Subtlety isn’t a common approach when it comes to sludge metal, which rather favours blistering, distortion-focused guitars and thunderous drums since the notoriously volcanic heaviness of genre spearheads Electric Wizard and Weedeater. Although in a genre that finds it’s bands in a battle of extremes, seeing who can cause the most damage to the PA system with their amps, the 2010s have seen sludge been taken down a number of different avenues. We have Mastodon using it as a basis to conjure up progressive, multi-layered musical odysseys, Indian using noise experimentation to make it as hellishly freaky as possible, to Bongripper putting an emphasis on the direct riffs in creating a mood through repetition. However, we have Melbourne underground head-turners Sundr, dragging the style even further out to a much less assertive sound, yet a much more ethereal and tension-building experience on their vertiginous sophomore LP, The Canvas Sea.

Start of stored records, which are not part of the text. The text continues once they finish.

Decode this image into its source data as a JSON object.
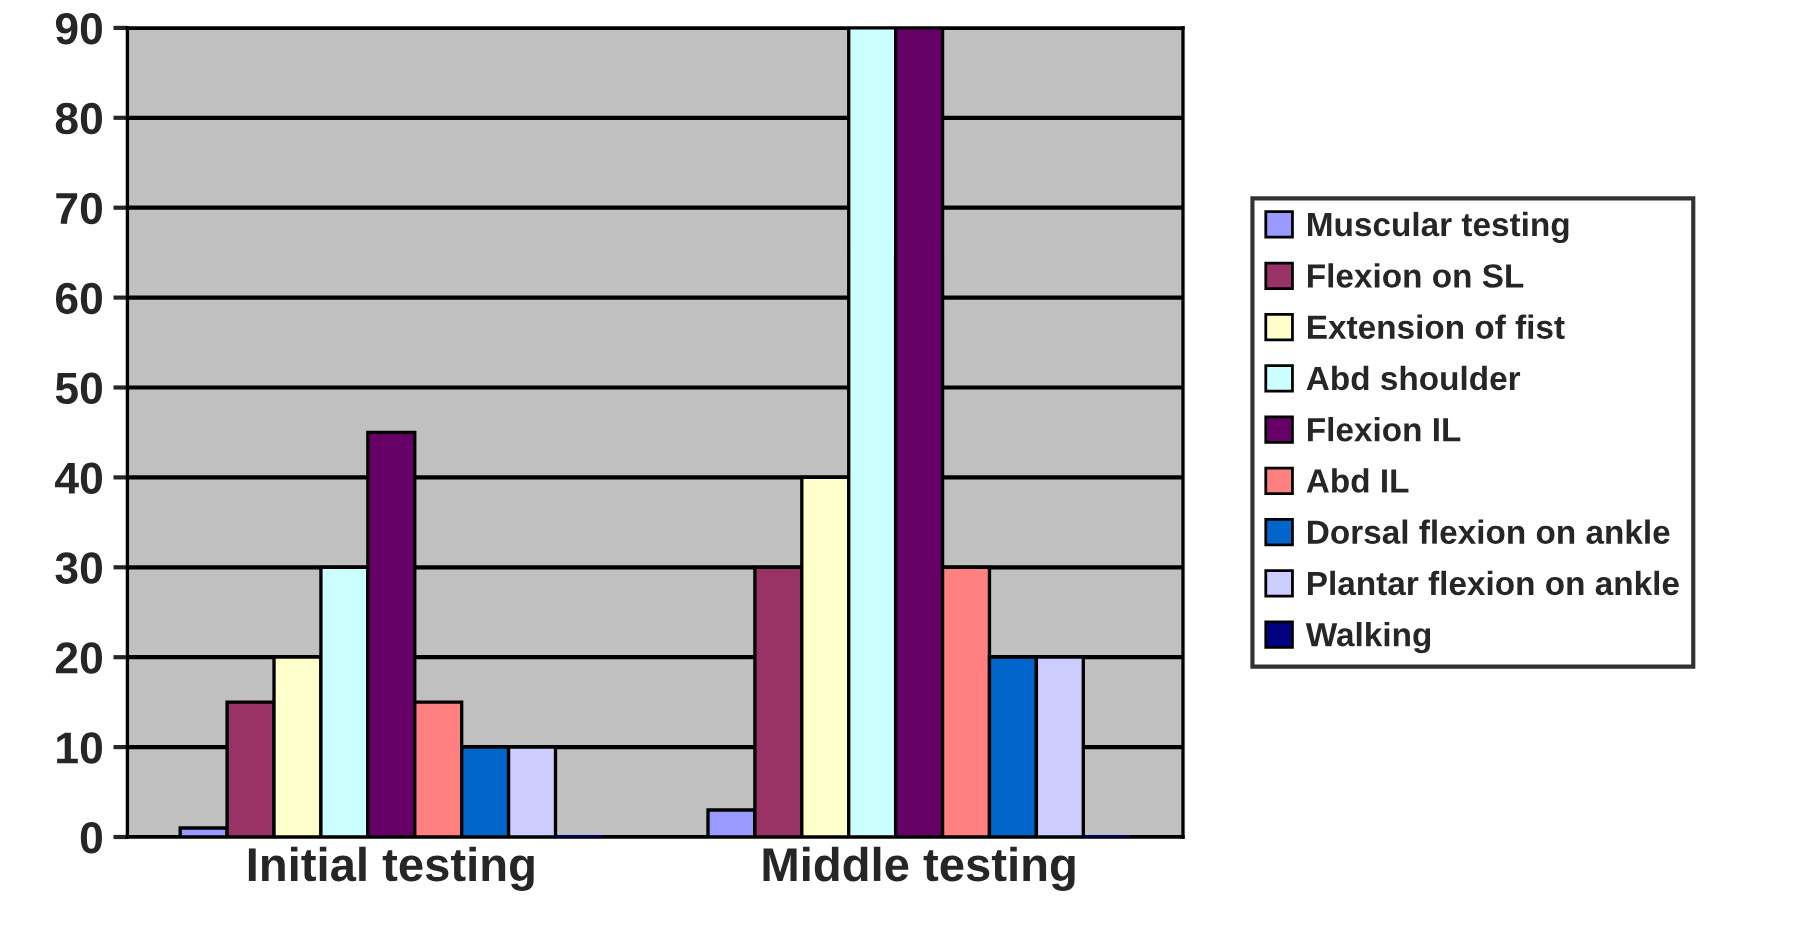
{
  "chart_data": {
    "type": "bar",
    "categories": [
      "Initial testing",
      "Middle testing"
    ],
    "series": [
      {
        "name": "Muscular testing",
        "color": "#9999ff",
        "values": [
          1,
          3
        ]
      },
      {
        "name": "Flexion on SL",
        "color": "#993366",
        "values": [
          15,
          30
        ]
      },
      {
        "name": "Extension of fist",
        "color": "#ffffcc",
        "values": [
          20,
          40
        ]
      },
      {
        "name": "Abd shoulder",
        "color": "#ccffff",
        "values": [
          30,
          90
        ]
      },
      {
        "name": "Flexion IL",
        "color": "#660066",
        "values": [
          45,
          90
        ]
      },
      {
        "name": "Abd IL",
        "color": "#ff8080",
        "values": [
          15,
          30
        ]
      },
      {
        "name": "Dorsal flexion on ankle",
        "color": "#0066cc",
        "values": [
          10,
          20
        ]
      },
      {
        "name": "Plantar flexion on ankle",
        "color": "#ccccff",
        "values": [
          10,
          20
        ]
      },
      {
        "name": "Walking",
        "color": "#000080",
        "values": [
          0,
          0
        ]
      }
    ],
    "ylim": [
      0,
      90
    ],
    "yticks": [
      0,
      10,
      20,
      30,
      40,
      50,
      60,
      70,
      80,
      90
    ],
    "grid": "y",
    "legend": "right"
  }
}
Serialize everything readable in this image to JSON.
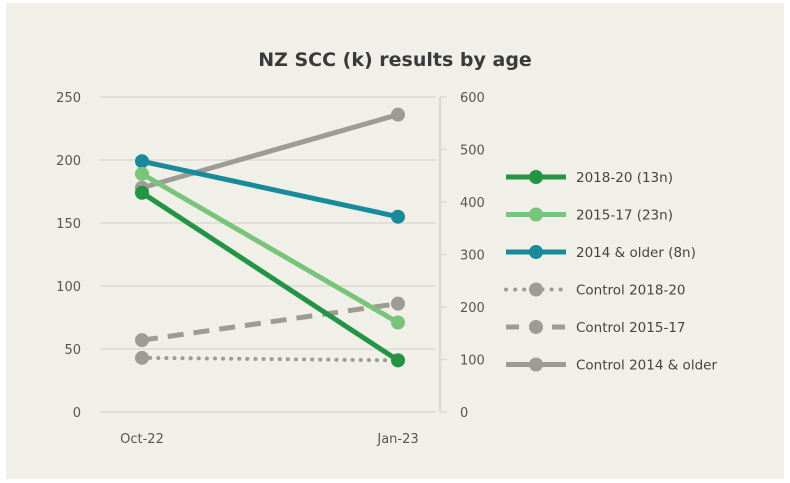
{
  "chart_data": {
    "type": "line",
    "title": "NZ SCC (k) results by age",
    "categories": [
      "Oct-22",
      "Jan-23"
    ],
    "y_left": {
      "ticks": [
        "0",
        "50",
        "100",
        "150",
        "200",
        "250"
      ],
      "range": [
        0,
        250
      ]
    },
    "y_right": {
      "ticks": [
        "0",
        "100",
        "200",
        "300",
        "400",
        "500",
        "600"
      ],
      "range": [
        0,
        600
      ]
    },
    "grid": true,
    "legend_position": "right",
    "series": [
      {
        "name": "2018-20 (13n)",
        "values": [
          174,
          41
        ],
        "color": "#239443",
        "style": "solid",
        "width": 5
      },
      {
        "name": "2015-17 (23n)",
        "values": [
          189,
          71
        ],
        "color": "#77c47a",
        "style": "solid",
        "width": 5
      },
      {
        "name": "2014 & older (8n)",
        "values": [
          199,
          155
        ],
        "color": "#188a9c",
        "style": "solid",
        "width": 5
      },
      {
        "name": "Control 2018-20",
        "values": [
          43,
          41
        ],
        "color": "#9c9c95",
        "style": "dotted",
        "width": 4
      },
      {
        "name": "Control 2015-17",
        "values": [
          57,
          86
        ],
        "color": "#9c9c95",
        "style": "dashed",
        "width": 5
      },
      {
        "name": "Control 2014 & older",
        "values": [
          178,
          236
        ],
        "color": "#9c9c95",
        "style": "solid",
        "width": 5
      }
    ]
  }
}
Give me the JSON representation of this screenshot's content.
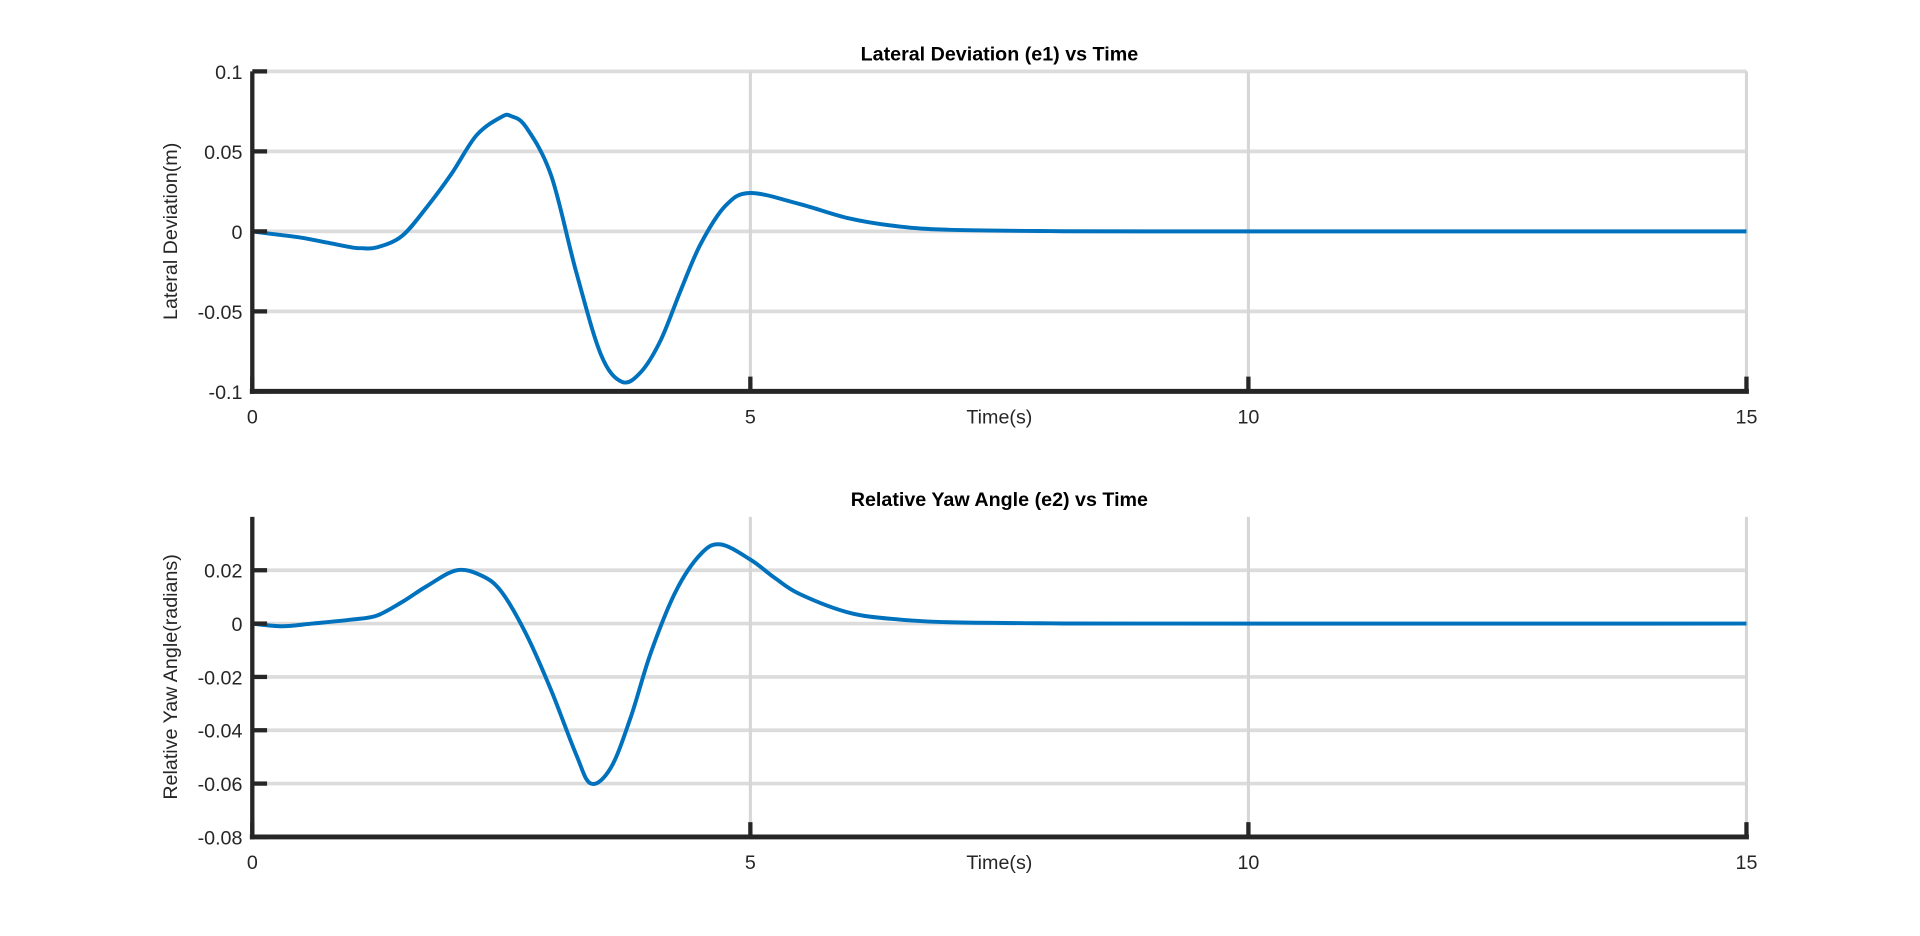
{
  "chart_data": [
    {
      "type": "line",
      "title": "Lateral Deviation (e1) vs Time",
      "xlabel": "Time(s)",
      "ylabel": "Lateral Deviation(m)",
      "xlim": [
        0,
        15
      ],
      "ylim": [
        -0.1,
        0.1
      ],
      "xticks": [
        0,
        5,
        10,
        15
      ],
      "xtick_labels": [
        "0",
        "5",
        "10",
        "15"
      ],
      "yticks": [
        -0.1,
        -0.05,
        0,
        0.05,
        0.1
      ],
      "ytick_labels": [
        "-0.1",
        "-0.05",
        "0",
        "0.05",
        "0.1"
      ],
      "grid": true,
      "color": "#0072BD",
      "series": [
        {
          "name": "e1",
          "x": [
            0,
            0.25,
            0.5,
            0.75,
            1.0,
            1.1,
            1.25,
            1.5,
            1.75,
            2.0,
            2.25,
            2.5,
            2.6,
            2.75,
            3.0,
            3.25,
            3.5,
            3.71,
            3.9,
            4.1,
            4.3,
            4.5,
            4.75,
            5.0,
            5.5,
            6.0,
            6.5,
            7.0,
            8.0,
            9.0,
            15.0
          ],
          "y": [
            0,
            -0.002,
            -0.004,
            -0.007,
            -0.01,
            -0.0105,
            -0.01,
            -0.003,
            0.015,
            0.036,
            0.06,
            0.0715,
            0.072,
            0.065,
            0.035,
            -0.025,
            -0.077,
            -0.094,
            -0.088,
            -0.068,
            -0.037,
            -0.008,
            0.016,
            0.024,
            0.017,
            0.008,
            0.003,
            0.001,
            0.0002,
            0,
            0
          ]
        }
      ]
    },
    {
      "type": "line",
      "title": "Relative Yaw Angle (e2) vs Time",
      "xlabel": "Time(s)",
      "ylabel": "Relative Yaw Angle(radians)",
      "xlim": [
        0,
        15
      ],
      "ylim": [
        -0.08,
        0.04
      ],
      "xticks": [
        0,
        5,
        10,
        15
      ],
      "xtick_labels": [
        "0",
        "5",
        "10",
        "15"
      ],
      "yticks": [
        -0.08,
        -0.06,
        -0.04,
        -0.02,
        0,
        0.02
      ],
      "ytick_labels": [
        "-0.08",
        "-0.06",
        "-0.04",
        "-0.02",
        "0",
        "0.02"
      ],
      "grid": true,
      "color": "#0072BD",
      "series": [
        {
          "name": "e2",
          "x": [
            0,
            0.3,
            0.6,
            1.0,
            1.25,
            1.5,
            1.75,
            2.05,
            2.3,
            2.5,
            2.75,
            3.0,
            3.25,
            3.4,
            3.6,
            3.8,
            4.0,
            4.25,
            4.5,
            4.7,
            5.0,
            5.25,
            5.5,
            6.0,
            6.5,
            7.0,
            8.0,
            9.0,
            15.0
          ],
          "y": [
            0,
            -0.001,
            0,
            0.0015,
            0.003,
            0.008,
            0.014,
            0.02,
            0.018,
            0.012,
            -0.004,
            -0.025,
            -0.049,
            -0.06,
            -0.054,
            -0.035,
            -0.011,
            0.012,
            0.026,
            0.0297,
            0.024,
            0.017,
            0.011,
            0.004,
            0.0015,
            0.0005,
            0.0001,
            0,
            0
          ]
        }
      ]
    }
  ]
}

This band brings together a powerful, dark mix of sludge and post-metal, but nicely contrast these heavy traditions with a strong ambient sensibility. Taking the cinematic aura of Mogwai, mixed with the slow-burning, brooding nature of post-metal acts in the vein of Isis and Cult of Luna but keeping it all in the realm of sludge. Sundr’s wide sonic palette is conducive to their immersive soundscapes, and allows their music to operate on different functions of listening. The murky textures and leisurely pacing help these tracks work comfortably for chilling mood-setting backdrops, while the progressive structures and dynamics throughout Sundr’s adventurous sounds create a motive for this album to actively explored.
The record’s opener “A Carrion Vulture” serves as a mission statement for what the band aims to achieve; unsettlement, fear and an ultimate expression of despair. The menacing riff that emerges without warning and with an odd groove, which rapidly assuages into droning, reverberated bass chords and clean guitars, proves this track to highlight the multiple facets of Sundr. The vocals throughout the record are hauntingly distant, throat-wrenchingly screaming over the top of the instrumentation. The drumming is sparse and rickety, particularly on the title-track with tribal rhythms that act less as a solid backbone and more as an addition to the dissonant, apocalyptic atmosphere. The real focal point of Sundr shines in the guitar work, as the roiled chords on tracks “I Still See Plagues” and “Corinthians” shroud the mix and sets off a stream of murky dissonance. There’s not much of a regard for finesse in the instrumentation, but Sundr seem to have a fine-tuned, original and well thought-out direction in their own creation of sludge/ambient.
There is a particular mental time and place for this band’s music to be optimally appreciated, and much like most sluggish doom/sludge metal, it is best for accompanying a contemplative or disheartening moment. Sundr’s fusion of ferocity and dejection culminates in a unique sense of unease, but ultimately results in a much milder take on a heavy style, one that’s much warmer on the ears. The band pushes sludge metal in the opposite direction to what were used to, turning the gain down and the eeriness up, and it pays off beautifully in it’s own esoteric way.